Mais on sait bien ce qu’il en est. Baker n’est pas un journaliste ni un chroniqueur, ni un commentateur ; c’est un obligé, un propagandiste pro-américaniste et il fait son travail, c’est-à-dire qu’il suit les consignes. (Rapporté par Judy dans l’IHT, l’avis de Bruce Jackson, président du Project of Transitional Democracies, néo-conservateur notoire, agitateur et lobbyist avec pignon sur rue, ancien vice-président de Lockheed Martin, — son avis pourrait servir de consigne : «Putin missed a chance to broaden a dialogue. [He] came out, guns blazing. Putin ran at the United States. He did more to unite Europe and the U.S. than we could ever have done»).

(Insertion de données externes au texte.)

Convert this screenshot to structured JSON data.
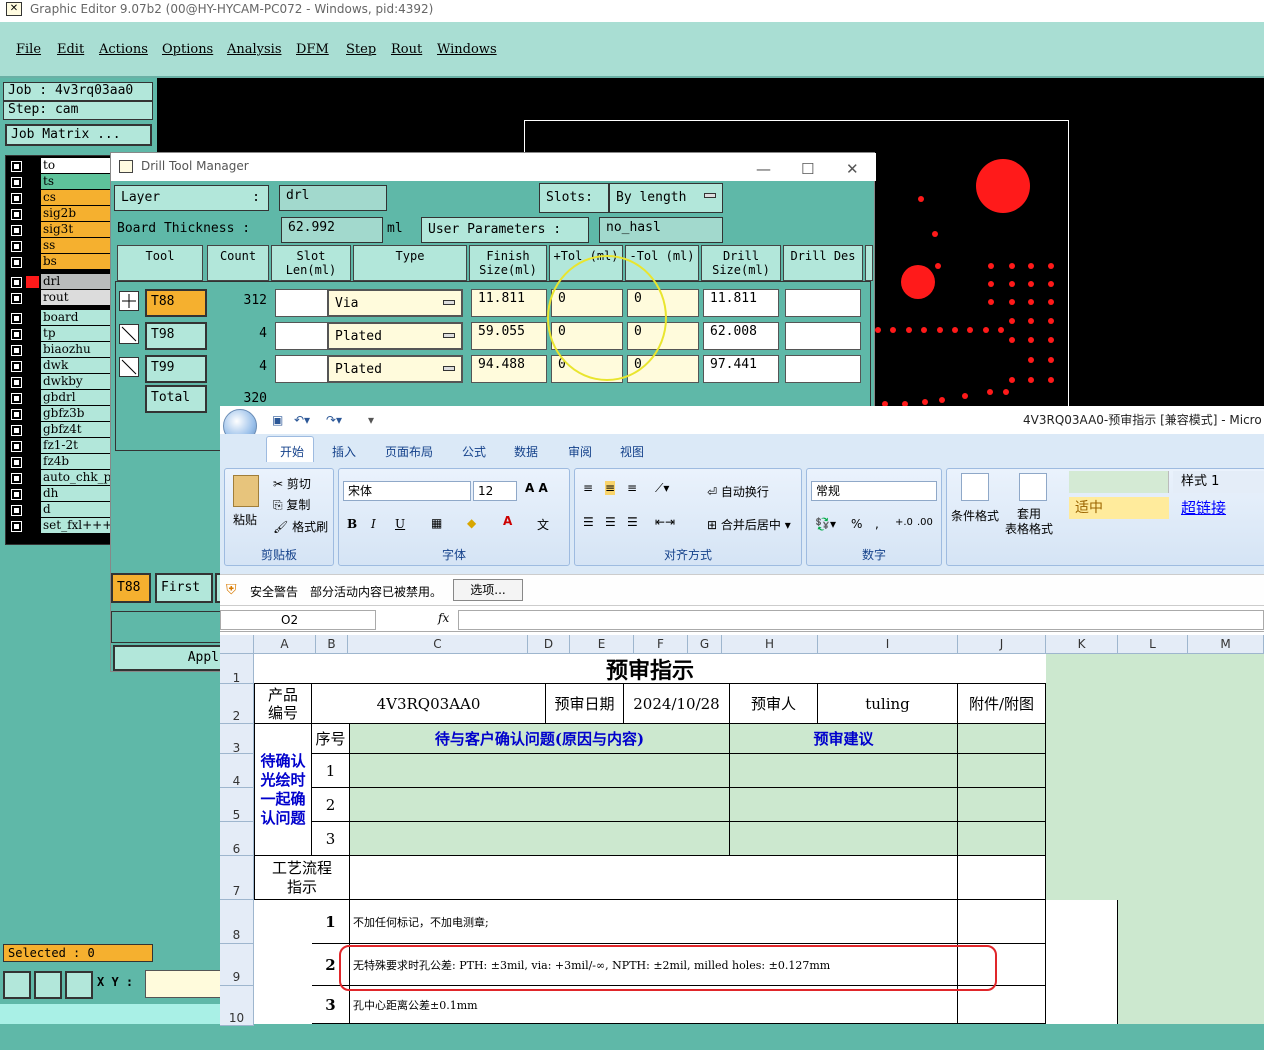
{
  "editor": {
    "title": "Graphic Editor 9.07b2 (00@HY-HYCAM-PC072 - Windows, pid:4392)",
    "menu": [
      "File",
      "Edit",
      "Actions",
      "Options",
      "Analysis",
      "DFM",
      "Step",
      "Rout",
      "Windows"
    ],
    "job": "Job : 4v3rq03aa0",
    "step": "Step: cam",
    "job_matrix": "Job Matrix ...",
    "layers": [
      "to",
      "ts",
      "cs",
      "sig2b",
      "sig3t",
      "ss",
      "bs",
      "drl",
      "rout",
      "board",
      "tp",
      "biaozhu",
      "dwk",
      "dwkby",
      "gbdrl",
      "gbfz3b",
      "gbfz4t",
      "fz1-2t",
      "fz4b",
      "auto_chk_p",
      "dh",
      "d",
      "set_fxl+++"
    ],
    "selected": "Selected : 0",
    "xy_label": "X Y :"
  },
  "drill_manager": {
    "title": "Drill Tool Manager",
    "layer_label": "Layer",
    "layer_value": "drl",
    "slots_label": "Slots:",
    "slots_value": "By length",
    "board_thickness_label": "Board Thickness :",
    "board_thickness_value": "62.992",
    "board_thickness_unit": "ml",
    "user_params_label": "User Parameters :",
    "user_params_value": "no_hasl",
    "headers": [
      "Tool",
      "Count",
      "Slot Len(ml)",
      "Type",
      "Finish Size(ml)",
      "+Tol (ml)",
      "-Tol (ml)",
      "Drill Size(ml)",
      "Drill Des"
    ],
    "rows": [
      {
        "tool": "T88",
        "count": "312",
        "type": "Via",
        "finish": "11.811",
        "ptol": "0",
        "ntol": "0",
        "drill": "11.811"
      },
      {
        "tool": "T98",
        "count": "4",
        "type": "Plated",
        "finish": "59.055",
        "ptol": "0",
        "ntol": "0",
        "drill": "62.008"
      },
      {
        "tool": "T99",
        "count": "4",
        "type": "Plated",
        "finish": "94.488",
        "ptol": "0",
        "ntol": "0",
        "drill": "97.441"
      }
    ],
    "total_label": "Total",
    "total_value": "320",
    "current_tool": "T88",
    "first_button": "First",
    "apply_button": "Appl"
  },
  "excel": {
    "title": "4V3RQ03AA0-预审指示  [兼容模式] - Micro",
    "tabs": [
      "开始",
      "插入",
      "页面布局",
      "公式",
      "数据",
      "审阅",
      "视图"
    ],
    "clipboard": {
      "paste": "粘贴",
      "cut": "剪切",
      "copy": "复制",
      "format_painter": "格式刷",
      "group": "剪贴板"
    },
    "font": {
      "name": "宋体",
      "size": "12",
      "group": "字体"
    },
    "alignment": {
      "wrap": "自动换行",
      "merge": "合并后居中",
      "group": "对齐方式"
    },
    "number": {
      "format": "常规",
      "group": "数字"
    },
    "styles": {
      "conditional": "条件格式",
      "table_format": "套用\n表格格式",
      "style1": "样式 1",
      "neutral": "适中",
      "hyperlink": "超链接"
    },
    "security_warning": "安全警告",
    "security_msg": "部分活动内容已被禁用。",
    "options_button": "选项...",
    "name_box": "O2",
    "fx": "fx",
    "columns": [
      "A",
      "B",
      "C",
      "D",
      "E",
      "F",
      "G",
      "H",
      "I",
      "J",
      "K",
      "L",
      "M"
    ],
    "rows": [
      "1",
      "2",
      "3",
      "4",
      "5",
      "6",
      "7",
      "8",
      "9",
      "10"
    ],
    "sheet": {
      "title": "预审指示",
      "product_label": "产品\n编号",
      "product_value": "4V3RQ03AA0",
      "date_label": "预审日期",
      "date_value": "2024/10/28",
      "reviewer_label": "预审人",
      "reviewer_value": "tuling",
      "attach_label": "附件/附图",
      "seq_label": "序号",
      "issue_label": "待与客户确认问题(原因与内容)",
      "suggest_label": "预审建议",
      "confirm_label": "待确认\n光绘时\n一起确\n认问题",
      "seq": [
        "1",
        "2",
        "3"
      ],
      "process_label": "工艺流程\n指示",
      "instructions": [
        {
          "n": "1",
          "text": "不加任何标记，不加电测章;"
        },
        {
          "n": "2",
          "text": "无特殊要求时孔公差: PTH: ±3mil, via: +3mil/-∞, NPTH: ±2mil, milled holes: ±0.127mm"
        },
        {
          "n": "3",
          "text": "孔中心距离公差±0.1mm"
        }
      ]
    }
  }
}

Ce qui nous importe n’est pas tant ce lièvre (Baker) si facile à lever, c’est justement qu’il soit si facile à lever. Nous importe le constat, une fois de plus fait, qu’il est permis d’écrire à propos d’événements précis dans un sens qui bafoue absolument la vérité sans la moindre vergogne ni le moindre tracas, pourvu que le support (le média) soit prestigieux, le nom assez connu et le mensonge dans la ligne officielle. C’est une leçon de plus, pour renforcer l’idée que la rigueur et la moralité de jugement de la presse dite “de référence” en Occident, particulièrement dans le monde anglo-saxon, n’ont plus aucune existence.

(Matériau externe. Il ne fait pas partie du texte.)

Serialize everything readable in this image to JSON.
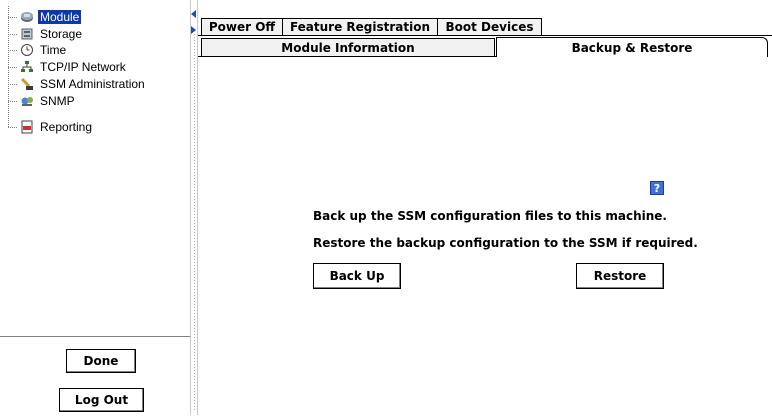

On dira avec raison que la chose a toujours existé, et nul n’en disconviendra. Elle était plus discrète (les événements le permettaient), en un sens plus élégante ; elle est devenue criante et sans vergogne, et le lièvre effectivement plus facile à lever. On n’écrit pas cela pour s’enorgueillir d’un tableau de chasse aisément rempli mais pour observer que cela nous laisse bien plus de liberté pour opérer, — c’est-à-dire pour considérer qu’aujourd’hui l’information est une munition pour une bataille et nullement un fait objectif qu’il s’agit de restituer, et qu’il importe que nous aussi en usions de la sorte. Par bonheur, — merci à nos amis libéraux et postmodernes, — Internet existe, ce qui permet de transcrire ces préceptes dans la réalité de la communication.
Ces constats ne sont pas nouveaux. Nos lecteurs savent depuis longtemps que nous avons choisi une attitude de doute systématique vis-à-vis des informations officielles et des représentants patentés de l’establishment, et que nous nous servons de ce doute pour leur retourner leurs impolitesses. Nos lecteurs lisent chaque jour que nous en tirons les conséquences, dans nos analyses comme dans les jugements que nous portons sur ces lambeaux d’autorités grimés en défenseurs de la civilisation, — une civilisation qui accouche de cela, au bout du compte, c’est plutôt à laisser qu’à prendre. Il est bon de rafraîchir sa mémoire et notre mémoire à tous. C’est fait aujourd’hui avec Baker et sa lecture du discours de Poutine.